Richard sostiene che uno degli strumenti più potenti per trasmettere i nostri pensieri e per comunicare informazione sono le conversazioni, specchio del pensiero, cariche di spontaneità e lontane da schemi che le riducano ad una purezza sterile, esse hanno l’obiettivo implicito ed esplicito di rendere qualcosa comprensibile.
Siano essere tra innamorati, parenti, colleghi, le conversazioni hanno lo scopo di comunicare un messaggio, di creare una connessione tra i pensieri di una persona e quelli di un’altra persona. Possono essere un modello di ciò che un buon design dovrebbe fare, comunicare con chiarezza.
Per me TED è stato ed è una risorsa formidabile di ispirazione e sto seguendo con interesse le ultime affermazioni di Saul Wurman in merito a come il format TED si sia trasformato dopo averlo lasciato nelle mani di qualcun altro. La sua critica più dura è rivolta all’assenza di improvvisazione, alla idea che si debba salire sul palco con un discorso che non lasci spazio a digressioni, a considerazioni nate in quel momento per quel momento. Dice di percepire in questa sorta di brand-izzazione una totale assenza di flessibilità che è contraria allo spirito che ha dato vita a TED.
Quando ho visto il primo articolo relativo a NEXT ispirato a quel format, da speaker, mi sono chiesta se avrebbe ricalcato le tempistiche, il ritmo e lo stile americano da standing ovation. Ho pensato che Next dovesse essere semplicemente un modo di raccontare delle storie che vale la pena condividere.
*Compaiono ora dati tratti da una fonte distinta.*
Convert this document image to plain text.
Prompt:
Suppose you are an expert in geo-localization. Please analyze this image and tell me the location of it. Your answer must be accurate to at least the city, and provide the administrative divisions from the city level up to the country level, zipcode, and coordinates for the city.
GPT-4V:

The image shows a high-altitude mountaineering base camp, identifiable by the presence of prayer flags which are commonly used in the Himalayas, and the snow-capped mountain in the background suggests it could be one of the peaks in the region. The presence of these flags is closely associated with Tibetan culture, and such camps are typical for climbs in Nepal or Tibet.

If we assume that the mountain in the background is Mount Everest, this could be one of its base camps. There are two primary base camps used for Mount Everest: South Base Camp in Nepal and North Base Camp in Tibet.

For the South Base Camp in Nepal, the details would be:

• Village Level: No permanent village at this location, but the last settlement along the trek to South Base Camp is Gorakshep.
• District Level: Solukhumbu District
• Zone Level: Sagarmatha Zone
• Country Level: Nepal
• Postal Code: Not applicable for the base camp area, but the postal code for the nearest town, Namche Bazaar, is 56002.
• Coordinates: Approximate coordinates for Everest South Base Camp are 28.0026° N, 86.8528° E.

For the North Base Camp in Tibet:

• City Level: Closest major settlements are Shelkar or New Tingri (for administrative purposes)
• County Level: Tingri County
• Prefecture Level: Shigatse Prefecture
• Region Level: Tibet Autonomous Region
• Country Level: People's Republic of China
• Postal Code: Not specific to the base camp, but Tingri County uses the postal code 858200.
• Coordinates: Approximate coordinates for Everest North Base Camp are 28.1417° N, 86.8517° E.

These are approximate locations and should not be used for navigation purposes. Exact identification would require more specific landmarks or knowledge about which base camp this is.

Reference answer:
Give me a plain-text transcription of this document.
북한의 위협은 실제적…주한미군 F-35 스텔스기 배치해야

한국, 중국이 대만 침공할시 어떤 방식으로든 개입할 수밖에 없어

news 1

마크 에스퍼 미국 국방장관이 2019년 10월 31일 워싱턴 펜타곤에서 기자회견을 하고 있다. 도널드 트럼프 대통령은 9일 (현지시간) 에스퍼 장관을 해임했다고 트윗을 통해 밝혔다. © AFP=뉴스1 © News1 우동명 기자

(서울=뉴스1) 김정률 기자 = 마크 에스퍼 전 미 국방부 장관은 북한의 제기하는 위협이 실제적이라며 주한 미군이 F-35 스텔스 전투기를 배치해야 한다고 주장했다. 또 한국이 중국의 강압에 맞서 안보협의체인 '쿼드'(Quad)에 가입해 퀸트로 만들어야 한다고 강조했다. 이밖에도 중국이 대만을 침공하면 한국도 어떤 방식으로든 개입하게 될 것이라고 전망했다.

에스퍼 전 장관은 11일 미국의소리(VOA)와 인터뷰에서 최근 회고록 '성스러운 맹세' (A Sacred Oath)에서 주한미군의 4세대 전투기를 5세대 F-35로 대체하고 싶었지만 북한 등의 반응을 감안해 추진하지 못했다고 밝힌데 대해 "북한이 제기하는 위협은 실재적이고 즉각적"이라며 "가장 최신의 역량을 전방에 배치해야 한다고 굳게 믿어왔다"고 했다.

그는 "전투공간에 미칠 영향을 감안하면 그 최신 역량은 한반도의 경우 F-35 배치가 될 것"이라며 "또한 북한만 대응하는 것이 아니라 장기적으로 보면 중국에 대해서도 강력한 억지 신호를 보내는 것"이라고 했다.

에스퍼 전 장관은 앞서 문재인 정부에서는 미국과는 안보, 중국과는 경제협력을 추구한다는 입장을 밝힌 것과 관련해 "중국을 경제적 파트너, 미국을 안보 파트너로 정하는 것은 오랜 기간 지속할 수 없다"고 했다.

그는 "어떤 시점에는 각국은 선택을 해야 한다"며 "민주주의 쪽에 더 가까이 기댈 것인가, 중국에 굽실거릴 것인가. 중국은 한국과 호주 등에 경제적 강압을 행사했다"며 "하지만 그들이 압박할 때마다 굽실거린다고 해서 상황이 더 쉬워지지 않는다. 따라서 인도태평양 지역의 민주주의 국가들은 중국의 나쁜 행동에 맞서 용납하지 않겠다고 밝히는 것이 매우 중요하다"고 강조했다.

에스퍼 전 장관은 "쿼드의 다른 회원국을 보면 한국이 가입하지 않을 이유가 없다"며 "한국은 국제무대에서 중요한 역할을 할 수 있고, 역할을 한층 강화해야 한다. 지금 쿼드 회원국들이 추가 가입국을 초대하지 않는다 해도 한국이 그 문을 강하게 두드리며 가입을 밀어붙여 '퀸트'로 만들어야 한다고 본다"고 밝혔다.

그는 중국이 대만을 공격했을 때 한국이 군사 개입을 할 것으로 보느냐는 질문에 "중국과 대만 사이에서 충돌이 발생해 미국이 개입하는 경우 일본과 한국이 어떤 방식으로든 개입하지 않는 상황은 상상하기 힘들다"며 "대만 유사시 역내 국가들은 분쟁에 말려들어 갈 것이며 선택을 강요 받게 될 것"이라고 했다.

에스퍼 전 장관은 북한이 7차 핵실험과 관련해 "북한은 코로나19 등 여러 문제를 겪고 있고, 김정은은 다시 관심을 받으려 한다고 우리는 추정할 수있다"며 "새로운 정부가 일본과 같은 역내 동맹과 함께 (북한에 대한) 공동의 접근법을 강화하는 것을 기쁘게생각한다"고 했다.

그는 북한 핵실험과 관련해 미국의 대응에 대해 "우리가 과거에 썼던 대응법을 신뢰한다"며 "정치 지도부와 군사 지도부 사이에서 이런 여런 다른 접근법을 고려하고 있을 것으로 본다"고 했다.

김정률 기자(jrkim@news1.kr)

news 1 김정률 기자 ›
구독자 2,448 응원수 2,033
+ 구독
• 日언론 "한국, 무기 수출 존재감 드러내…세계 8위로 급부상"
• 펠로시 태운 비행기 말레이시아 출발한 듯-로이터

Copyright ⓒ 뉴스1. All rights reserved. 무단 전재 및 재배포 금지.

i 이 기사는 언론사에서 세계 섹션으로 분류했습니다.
Ho chiamato Riccardo Luna per chiedere quanto tempo ogni speaker avesse a disposizione, aspettando come risposta i 18 fatidici minuti che TED ha ormai consacrato a lunghezza perfetta (sarà vero?).
E Riccardo, con mia grande felicità, ha invece risposto: “C’è un limite di tempo perché sarete in tanti a parlare, ma a me la durata non interessa, prendi quello che ti serve per comunicare quello che ritieni importante con chiarezza e passione. Lo scopo è far nascere una conversazione, è favorire uno scambio di idee, senza divismo, ma con ottimismo ed entusiamo”.
Una delle ultime idee di Saul Wurman è una serie di conferenze raccolte in un contenitore chiamato WWW, che ha l’obiettivo di offrire agli spettatori una conversazione improvvisata tra due menti eccezionali, che avrà una durata dai 10 ai 50 minuti. Vi invito a dare uno sguardo al sito. Ogni conversazione sarà accompagnata dalla musica live di Yo-Yo Ma ed Herbie Hancock. Un astrofisico ed un microbiologo, un attore ed un drammaturgo, un musicista jazz ed uno di musica classica e così via. Una energetica esplorazione dell’arte perduta di conversare.
Nel futuro, dice Richard, la verità sarà il bene più importante. Se tra tutti i pulsanti sul vostro telecomando ne aveste uno chiamato verità, non premereste quel bottone? WWW è progettata per offrire metaforicamente quel bottone e creare un contesto che permetterà alla verità di essere rivelata. Next, domenica 17 giugno, potrebbe avvicinarsi ad una esperienza così, in cui ci cercheremo, ci ascolteremo e riusciremo a dialogare. Far nascere una conversazione dunque, dove ci sia una simmetria tra le parti, dove ci sia uno scambio di messaggi non da un palco ad una platea, ma in ambedue le direzioni, un’azione ciclica di cooperazione affinché si realizzi l’ obiettivo comune di scrivere il futuro che vogliamo.